Net Censorship: The UN is watching, but who’s watching the UN?

Diplomats and various internet influentials talked about internet censorship, diversity and access at a UN-sponsored gathering in Athens this week.

Do you care? Do your usual media providers keep you up-to-date on who’s controlling the internet and what they’d like to do with it?

Given the emerging ubiquity and necessity of digital communications, I continue to marvel at the “other world” nature of high-level discussions about how the internet is operated.

Meanwhile, in Athens, on internet censorship …

Reporters Without Border: Internet censorship is spreading
China: Really? We’re not doing it

From AP via MSNBC: Google, others defend China operations
Censorship is a key focus at this week’s inaugural Internet Governance Forum, which ends Thursday. Other main issues are related to security of online networks and diversity of the Internet as Web growth is predicted to shift to China, India and developing countries.

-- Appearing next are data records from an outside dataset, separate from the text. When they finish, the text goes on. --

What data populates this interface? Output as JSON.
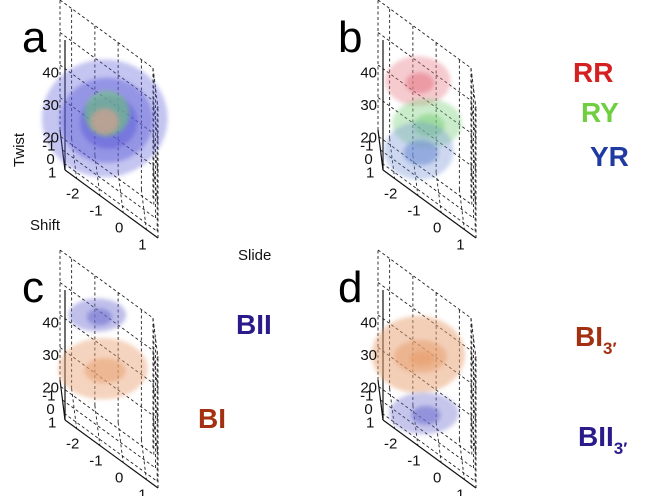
{
  "chart_data": [
    {
      "type": "scatter",
      "panel_label": "a",
      "xlabel": "Slide",
      "ylabel": "Shift",
      "zlabel": "Twist",
      "xlim": [
        -2.5,
        1.5
      ],
      "ylim": [
        -1.5,
        1.5
      ],
      "zlim": [
        10,
        50
      ],
      "xticks": [
        "-2",
        "-1",
        "0",
        "1"
      ],
      "yticks": [
        "-1",
        "0",
        "1"
      ],
      "zticks": [
        "20",
        "30",
        "40"
      ],
      "grid": true,
      "annotations": [],
      "series": [
        {
          "color": "#5a5ad8",
          "center": [
            -0.7,
            0.2,
            30
          ],
          "levels": [
            {
              "rx": 62,
              "ry": 58,
              "opacity": 0.35
            },
            {
              "rx": 46,
              "ry": 42,
              "opacity": 0.45
            },
            {
              "rx": 28,
              "ry": 26,
              "opacity": 0.5
            }
          ]
        },
        {
          "color": "#6fcf6f",
          "center": [
            -0.6,
            0.2,
            32
          ],
          "levels": [
            {
              "rx": 22,
              "ry": 22,
              "opacity": 0.55
            }
          ]
        },
        {
          "color": "#c8a090",
          "center": [
            -0.7,
            0.2,
            29
          ],
          "levels": [
            {
              "rx": 14,
              "ry": 13,
              "opacity": 0.8
            }
          ]
        }
      ]
    },
    {
      "type": "scatter",
      "panel_label": "b",
      "xlim": [
        -2.5,
        1.5
      ],
      "ylim": [
        -1.5,
        1.5
      ],
      "zlim": [
        10,
        50
      ],
      "xticks": [
        "-2",
        "-1",
        "0",
        "1"
      ],
      "yticks": [
        "-1",
        "0",
        "1"
      ],
      "zticks": [
        "20",
        "30",
        "40"
      ],
      "grid": true,
      "annotations": [
        {
          "text": "RR",
          "sub": "",
          "color": "#d42020"
        },
        {
          "text": "RY",
          "sub": "",
          "color": "#6fcf40"
        },
        {
          "text": "YR",
          "sub": "",
          "color": "#1f3aa0"
        }
      ],
      "series": [
        {
          "color": "#e67c88",
          "center": [
            -0.9,
            0.1,
            40
          ],
          "levels": [
            {
              "rx": 32,
              "ry": 24,
              "opacity": 0.4
            },
            {
              "rx": 14,
              "ry": 10,
              "opacity": 0.6
            }
          ]
        },
        {
          "color": "#7cd07c",
          "center": [
            -0.5,
            0.1,
            29
          ],
          "levels": [
            {
              "rx": 34,
              "ry": 24,
              "opacity": 0.4
            },
            {
              "rx": 15,
              "ry": 11,
              "opacity": 0.55
            }
          ]
        },
        {
          "color": "#6e8ed4",
          "center": [
            -0.9,
            0.7,
            21
          ],
          "levels": [
            {
              "rx": 34,
              "ry": 28,
              "opacity": 0.35
            },
            {
              "rx": 17,
              "ry": 12,
              "opacity": 0.6
            }
          ]
        }
      ]
    },
    {
      "type": "scatter",
      "panel_label": "c",
      "xlim": [
        -2.5,
        1.5
      ],
      "ylim": [
        -1.5,
        1.5
      ],
      "zlim": [
        10,
        50
      ],
      "xticks": [
        "-2",
        "-1",
        "0",
        "1"
      ],
      "yticks": [
        "-1",
        "0",
        "1"
      ],
      "zticks": [
        "20",
        "30",
        "40"
      ],
      "grid": true,
      "annotations": [
        {
          "text": "BII",
          "sub": "",
          "color": "#2a1a8a"
        },
        {
          "text": "BI",
          "sub": "",
          "color": "#a33010"
        }
      ],
      "series": [
        {
          "color": "#7070d0",
          "center": [
            -1.0,
            0.0,
            44
          ],
          "levels": [
            {
              "rx": 28,
              "ry": 16,
              "opacity": 0.45
            },
            {
              "rx": 12,
              "ry": 8,
              "opacity": 0.6
            }
          ]
        },
        {
          "color": "#e8a070",
          "center": [
            -0.8,
            0.6,
            31
          ],
          "levels": [
            {
              "rx": 44,
              "ry": 30,
              "opacity": 0.45
            },
            {
              "rx": 20,
              "ry": 12,
              "opacity": 0.55
            }
          ]
        }
      ]
    },
    {
      "type": "scatter",
      "panel_label": "d",
      "xlim": [
        -2.5,
        1.5
      ],
      "ylim": [
        -1.5,
        1.5
      ],
      "zlim": [
        10,
        50
      ],
      "xticks": [
        "-2",
        "-1",
        "0",
        "1"
      ],
      "yticks": [
        "-1",
        "0",
        "1"
      ],
      "zticks": [
        "20",
        "30",
        "40"
      ],
      "grid": true,
      "annotations": [
        {
          "text": "BI",
          "sub": "3′",
          "color": "#a33010"
        },
        {
          "text": "BII",
          "sub": "3′",
          "color": "#2a1a8a"
        }
      ],
      "series": [
        {
          "color": "#e8a070",
          "center": [
            -0.9,
            0.4,
            34
          ],
          "levels": [
            {
              "rx": 46,
              "ry": 38,
              "opacity": 0.5
            },
            {
              "rx": 26,
              "ry": 16,
              "opacity": 0.55
            },
            {
              "rx": 12,
              "ry": 7,
              "opacity": 0.7
            }
          ]
        },
        {
          "color": "#7070d0",
          "center": [
            -0.7,
            0.9,
            19
          ],
          "levels": [
            {
              "rx": 34,
              "ry": 20,
              "opacity": 0.4
            },
            {
              "rx": 14,
              "ry": 9,
              "opacity": 0.6
            }
          ]
        }
      ]
    }
  ]
}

Julien Pain of the group Reporters Without Borders said Web censors were gaining strength in many of those growth countries and that their main target was not dissidents but keeping information from the general population.

“Internet censorship is really spreading around the world,” he said. “Ten years ago, the Internet was not important for an African dictator. … Now China is a model for these countries and their model is spreading around the world.”

Richard Sambrook was there and described “a collision between business interests, principles of human rights and freedom of expression … What is better – compromised co-operation that makes some progress or refusal to compromise that makes no progress? We may be guilty of adopting too much of a Northern and Western view sometimes.”
Athens sidenotes:

1. Our We Media conference infuenced the IGF meeting in Athens. Hurray. The Athens forum was headed by Nitin Desai, who attended and spoke at the We Media London forum earlier this year. We might also note BBC news presenter Nik Gowing, who moderated a portion of the London conference, played a similar role in Athens. Kieren McCarthyin the UK writes that the We Media London experience inspired Mr. Desai to incorporate a “chief blogger” into the UN conference.

2. On the other hand, maybe we should keep quiet about who and how we inspire people, or don’t – since one might just as easily note missed opportunities. Here’s Joi Ito writing about his Athens experience:

I seem to be doing this more and more, but I’m sitting in my hotel room watching the webcast and chatting in the chatroom for the IGF meeting. Until they make it easier for people to use their computers on site, I’m going to continue doing this.

Update: Sorry comments are not showing up here. We’re looking into it.

Nov. 21, 2006 Update: Comments fixed.